The passing weeks were spent writing a 30 second biography for the pamphlet; an outline of what we were going to be talking about; and finally a detailed bullet of ideas of talking points from early intervention to therapy to advocacy. All the while the unveiled threat that "Bill, you know, I'm going to just stand up there and NOT SAY A WORD. You are doing ALL the talking!" Even through all this, I could tell she was into it; if for nothing else than to make sure we did not make idiots of ourselves.

Well the Tuesday finally arrived, and Linda was unusually calm, but the weather was momentous. Rain in the morning and spots of SNOW (We DO NOT get snow normally in NJ in October) in the afternoon. "I'm sorry, but we're SNOWED in, Mrs Holmdel educator" was Linda's dream that day that didn't even come close to coming true.

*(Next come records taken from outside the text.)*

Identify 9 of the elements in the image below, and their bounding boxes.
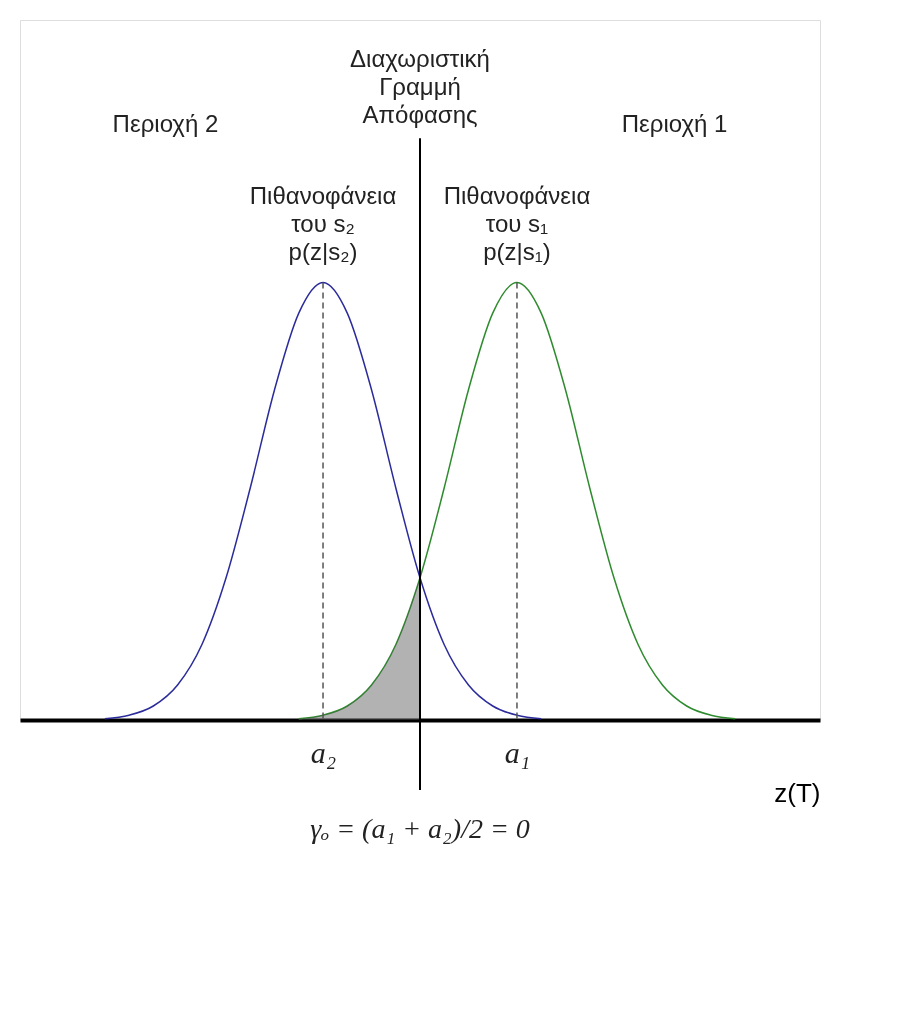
text: Περιοχή 2 — [112, 110, 219, 137]
text: Περιοχή 1 — [621, 110, 728, 137]
text: γₒ = (a₁ + a₂)/2 = 0 — [310, 813, 530, 844]
x-tick-label: a₂ — [310, 735, 337, 769]
x-tick-label: a₁ — [504, 735, 531, 769]
text: Διαχωριστική Γραμμή Απόφασης — [350, 45, 490, 129]
text: Πιθανοφάνεια του s₁ p(z|s₁) — [443, 181, 591, 265]
text: Πιθανοφάνεια του s₂ p(z|s₂) — [249, 181, 397, 265]
x-axis-title: z(T) — [774, 777, 821, 808]
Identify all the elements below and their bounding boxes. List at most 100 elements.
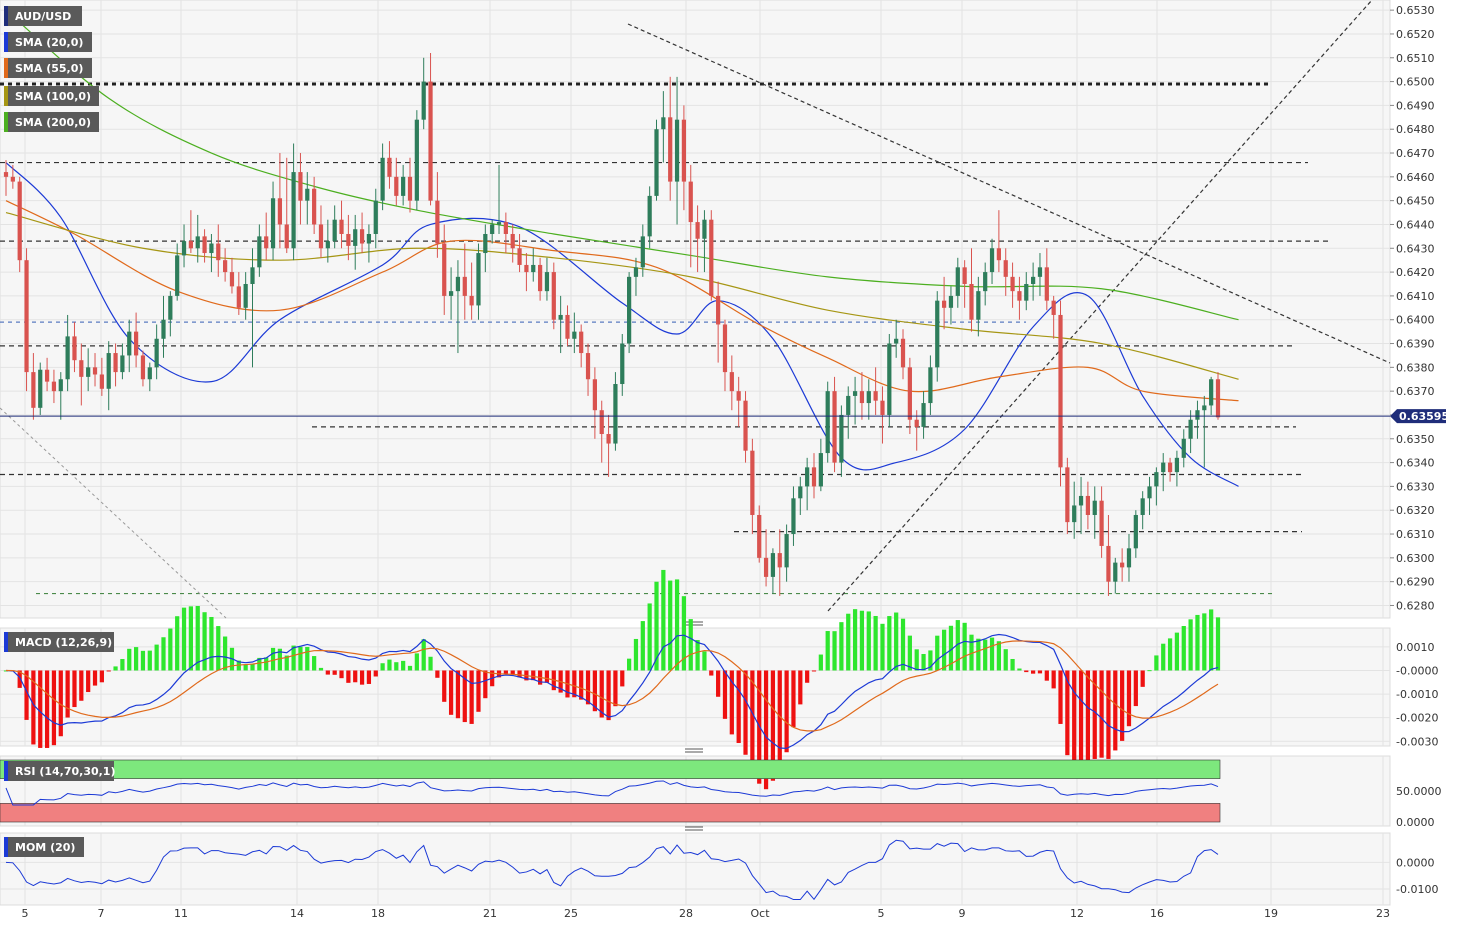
legend-item: SMA (20,0) bbox=[4, 32, 92, 52]
candle-body bbox=[1058, 314, 1063, 468]
macd-histogram-bar bbox=[161, 637, 166, 671]
mom-plot bbox=[5, 839, 1219, 901]
macd-histogram-bar bbox=[270, 647, 276, 671]
macd-histogram-bar bbox=[284, 655, 289, 671]
macd-histogram-bar bbox=[1133, 670, 1138, 707]
candle-body bbox=[140, 355, 146, 380]
candle-body bbox=[1051, 300, 1056, 315]
macd-histogram-bar bbox=[976, 638, 981, 671]
candle-body bbox=[483, 233, 488, 254]
macd-histogram-bar bbox=[312, 656, 317, 671]
macd-histogram-bar bbox=[544, 670, 550, 683]
y-tick-label: 0.0000 bbox=[1396, 856, 1435, 869]
legend-label: MACD (12,26,9) bbox=[15, 636, 112, 649]
macd-histogram-bar bbox=[435, 670, 440, 678]
legend-label: AUD/USD bbox=[15, 10, 71, 23]
candle-body bbox=[647, 195, 652, 237]
candle-body bbox=[743, 400, 748, 451]
candle-body bbox=[661, 117, 666, 130]
macd-histogram-bar bbox=[24, 670, 29, 720]
macd-histogram-bar bbox=[394, 662, 399, 671]
candle-body bbox=[359, 229, 365, 244]
macd-histogram-bar bbox=[188, 606, 193, 671]
mom-pane bbox=[0, 832, 1391, 906]
candle-body bbox=[818, 453, 823, 487]
rsi-oversold-zone bbox=[0, 803, 1221, 823]
legend-box bbox=[4, 632, 114, 652]
candle-body bbox=[620, 343, 625, 385]
candle-body bbox=[777, 553, 782, 568]
x-tick-label: 21 bbox=[483, 907, 497, 920]
candle-body bbox=[58, 379, 63, 392]
candle-body bbox=[366, 233, 372, 244]
candle-body bbox=[298, 172, 303, 201]
macd-histogram-bar bbox=[798, 670, 803, 705]
macd-histogram-bar bbox=[852, 609, 858, 671]
candle-body bbox=[811, 467, 817, 487]
y-tick-label: 0.6500 bbox=[1396, 76, 1435, 89]
candle-body bbox=[894, 338, 899, 344]
candle-body bbox=[448, 291, 454, 296]
macd-histogram-bar bbox=[1215, 617, 1221, 671]
candle-body bbox=[681, 119, 687, 182]
candle-body bbox=[3, 172, 9, 177]
x-tick-label: 14 bbox=[290, 907, 304, 920]
candle-body bbox=[127, 331, 132, 356]
macd-histogram-bar bbox=[1161, 643, 1166, 671]
legend-box bbox=[4, 837, 84, 857]
candle-body bbox=[65, 336, 70, 380]
candle-body bbox=[168, 295, 173, 320]
x-tick-label: 5 bbox=[22, 907, 29, 920]
macd-histogram-bar bbox=[401, 660, 406, 671]
candle-body bbox=[510, 233, 515, 249]
x-tick-label: 12 bbox=[1070, 907, 1084, 920]
candle-body bbox=[99, 374, 104, 389]
candle-body bbox=[428, 81, 433, 201]
macd-histogram-bar bbox=[1106, 670, 1111, 759]
legend-item: SMA (200,0) bbox=[4, 112, 99, 132]
x-tick-label: 23 bbox=[1376, 907, 1390, 920]
macd-histogram-bar bbox=[72, 670, 77, 708]
x-tick-label: 5 bbox=[878, 907, 885, 920]
macd-histogram-bar bbox=[620, 670, 625, 687]
macd-histogram-bar bbox=[510, 670, 515, 675]
candle-body bbox=[401, 176, 406, 196]
macd-histogram-bar bbox=[483, 670, 488, 699]
macd-histogram-bar bbox=[1044, 670, 1049, 681]
legend-item: AUD/USD bbox=[4, 6, 82, 26]
macd-histogram-bar bbox=[948, 625, 954, 671]
candle-body bbox=[10, 176, 15, 182]
legend[interactable]: AUD/USD SMA (20,0) SMA (55,0) SMA (100,0) SM… bbox=[4, 6, 115, 857]
macd-histogram-bar bbox=[195, 606, 200, 671]
y-tick-label: -0.0000 bbox=[1396, 664, 1438, 677]
macd-histogram-bar bbox=[92, 670, 98, 686]
macd-histogram-bar bbox=[709, 670, 714, 676]
candle-body bbox=[969, 283, 974, 320]
macd-histogram-bar bbox=[298, 646, 303, 671]
candle-body bbox=[250, 267, 255, 284]
candle-body bbox=[86, 367, 91, 377]
macd-histogram-bar bbox=[407, 665, 413, 671]
candle-body bbox=[633, 267, 639, 277]
candle-body bbox=[805, 467, 810, 487]
candle-body bbox=[852, 391, 858, 396]
candle-body bbox=[565, 314, 570, 339]
candle-body bbox=[414, 119, 419, 201]
y-tick-label: -0.0100 bbox=[1396, 883, 1438, 896]
macd-histogram-bar bbox=[325, 670, 330, 675]
candle-body bbox=[757, 514, 762, 558]
y-tick-label: 0.6350 bbox=[1396, 433, 1435, 446]
macd-histogram-bar bbox=[907, 635, 912, 671]
macd-histogram-bar bbox=[866, 611, 871, 671]
candle-body bbox=[490, 224, 495, 234]
candle-body bbox=[859, 391, 865, 404]
candle-body bbox=[558, 314, 563, 320]
candle-body bbox=[79, 360, 84, 377]
legend-swatch bbox=[4, 761, 8, 781]
macd-histogram-bar bbox=[1154, 655, 1159, 671]
macd-histogram-bar bbox=[962, 622, 967, 671]
candle-body bbox=[332, 219, 337, 242]
pane-splitters[interactable] bbox=[685, 621, 703, 831]
candle-body bbox=[277, 198, 283, 225]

We talked about what we had written down on the sheets, but all the while the 'I'm not going to talk' theme continued.

Turnout was a little light, due to the weather; there was only 75-100 people in the room. We were 4th on the agenda, after a doctor and a few therapists. All had polished Powerpoint presentations and I feel we are doomed since we are 'winging it' with no graphics. But as the presentations wore on, I sensed they were losing the audience. We get announced and I begin my spiel. There's only one microphone and I crack a couple of jokes on how Linda's happier that way since she won't be forced to talk unless she actually steals the mic from me.

I start into our family and our history on how we started with the autism community. And all of a sudden, the mic's being ripped from my hand and Linda goes on a tear with the subject. I have to wrench the microphone back out of her hand to complete my thoughts and guide us to the next subject. Several minutes later, I falter for a second and WHAM, she's back to talking, now with a confidence and candor I knew I was going to get out of her. We passed the mic back and forth for I don't know how long, at LEAST 15 minutes in my mind, and the whole forum wound up running a little late, so It might have been 20 minutes. We finish and get rousing applause.

Afterwards, during question and answer, people are bringing up points we made that I barely remember saying, it was truly a blur. We were told that we picked up the tenor of the forum, people were indeed getting a little bored with the technical jargon and needed a boast of real life.

Best of all, we are welcome the next time they have a conference and even better best, Linda is willing able and actually EXCITED about the prospect. I'm glad I insisted and I think she is to.

And finally, our little Gracie was picked in the school to say the Pledge of Allegiance for a radio show they are doing about the school. I don't know all the details yet, I just know that we have the makings of yet ANOTHER star in the family; at least we're not getting famous for losing our shorts!